PALERMO – Nessuno sconto, nessuna attenuante per il pentimento mostrato e la confessione. La Corte d’Assise di Terni ha condannato Nicola Gianluca Romita all’ergastolo. Carcere a vita per avere assassinato la moglie, Laura Papadia. Aveva 36 anni, ed era nata a Palermo. Fu assassinata nel marzo 2025 a Spoleto. Strangolata in casa.
Laura Papadia voleva un figlio, lui no
Lei voleva un figlio, lui no: era uno dei motivi di scontro. L’allarme era scattato con una telefonata al 112 dalla Sardegna da parte dell’ex moglie dell’uomo alla quale aveva annunciato di avere ucciso l’attuale compagna.

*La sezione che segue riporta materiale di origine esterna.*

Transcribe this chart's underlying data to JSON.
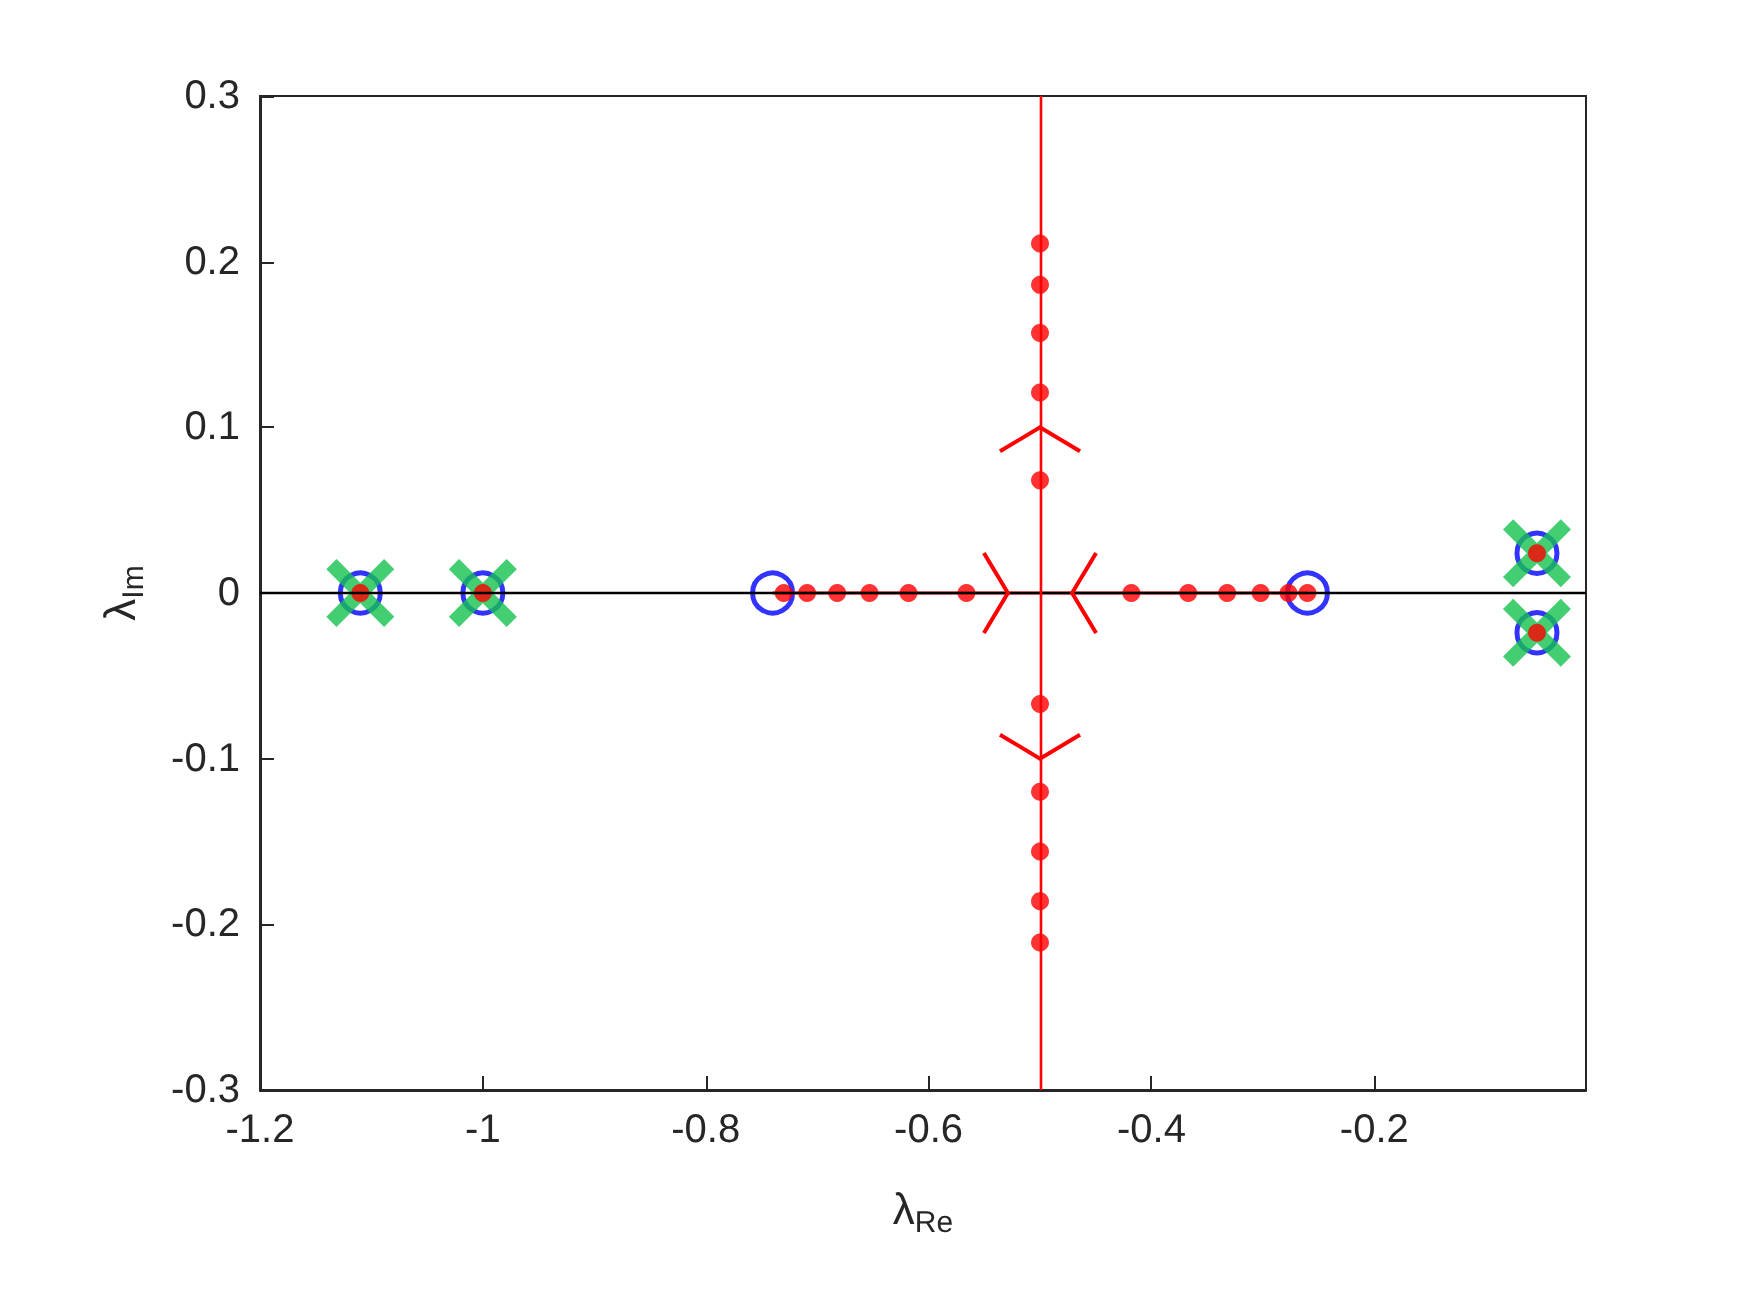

Si sono costituiti parte civile il padre e i fratelli di Laura Papadia con l’assistenza degli avvocati Monica Genovese e Filippo Teglia, l’associazione “Per Marta e per tutte” e il Comune di Spoleto, rappresentati dagli avvocati Alessandra Rondelli e Monica Picena.
L’imputato ha ammesso di aver strangolato la moglie, ma nelle mente disse di avere un “buco nero” che gli impediva di ricordare bene i fatti di quella tragica mattina. Al termine della requisitoria il pubblico ministero aveva chiesto la condanna a 30 anni. Ad invocare il fine pena mai sono state le parti civili.
L’imputato è stato anche condannato a risarcire i familiari. Al padre va una provvisionale di 100 mila euro, 50 mila ciascuno ai due fratelli. La quantificazione finale del danno sarà stabilita in sede civile. “Ha avuto la condanna che si meritava”, dicono i familiari.